As it is clear from the comparison with recent related work, most of them used the SVM classifier to construct their models. To make our study novel, we did not employ SVM classifier. SVM is a popular classifier; however, it would not be highly efficient if the number of features is large [59]. In our case, several features sets were extracted. Most of these features had a high number of features. Moreover, SVM would produce insufficient results when the datasets are partitioned into subsets and used in parallel training, where each subset is used to train a classification model and then the knowledge is combined together [60]. In our case, the dataset was split using a bootstrap aggregating resampling technique.

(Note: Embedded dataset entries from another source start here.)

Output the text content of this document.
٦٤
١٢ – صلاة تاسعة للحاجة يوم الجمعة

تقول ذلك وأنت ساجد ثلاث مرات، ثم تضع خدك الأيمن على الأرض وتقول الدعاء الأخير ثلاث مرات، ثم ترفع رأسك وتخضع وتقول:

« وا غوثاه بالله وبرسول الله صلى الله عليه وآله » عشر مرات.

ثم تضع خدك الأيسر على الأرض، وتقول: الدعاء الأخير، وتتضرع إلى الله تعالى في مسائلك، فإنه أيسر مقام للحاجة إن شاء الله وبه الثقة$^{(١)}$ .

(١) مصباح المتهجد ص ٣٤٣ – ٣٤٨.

These subsets were then used to train the bagging ensemble models. In addition, it is difficult to choose the parameters as well as the best kernel of SVM [61]. For these reasons, SVM was not adopted in our article.

MATLAB R2017b and Waikato Environment for Knowledge Analysis (Weka) software [62] were used for the implementation of the proposed framework.

5. Conclusions

This paper presents a framework for identifying defects in fetal brains. The aim of this work is to classify these defects in a primary stage, before the fetus fetal is born, via a simple and fast approach. The results of the new approach presented in this article indicate a good performance using MRI images. The proposed framework has effectively identified defects of fetal brains within MRIs of diverse planes and ages (from 16 weeks to 39 weeks). In addition, it had the ability to detect and identify numerous defects in the fetal brain, as opposed to only one type of abnormality. In addition, the ensemble classifiers constructed in the proposed algorithm proved to beat the classification results of their individual models in most cases. To the best of our knowledge, most of the previous work focused on classification of preterm and neonatal MRI brain images. The few studies that investigated fetal MRI scans for identification process associated fetal scans with their newborn scans to estimate the deficiency, called SGA, in newborns as opposed to fetuses. For this reason, our approach performance was measured against other recent related approaches for preterm babies and newborns. Our classification performances indicated that our new approach outperformed all them. This work will pave the way for future studies, encouraging academics to begin working on classifying the fetal brain to detect defects. In addition, it will help doctors make an accurate diagnosis, decide the appropriate treatment plan, and properly advise parents on how to deal with the abnormality before the fetus is born. Future work will focus on enhancing prediction accuracy and applying deep learning methods for fetal brain classification.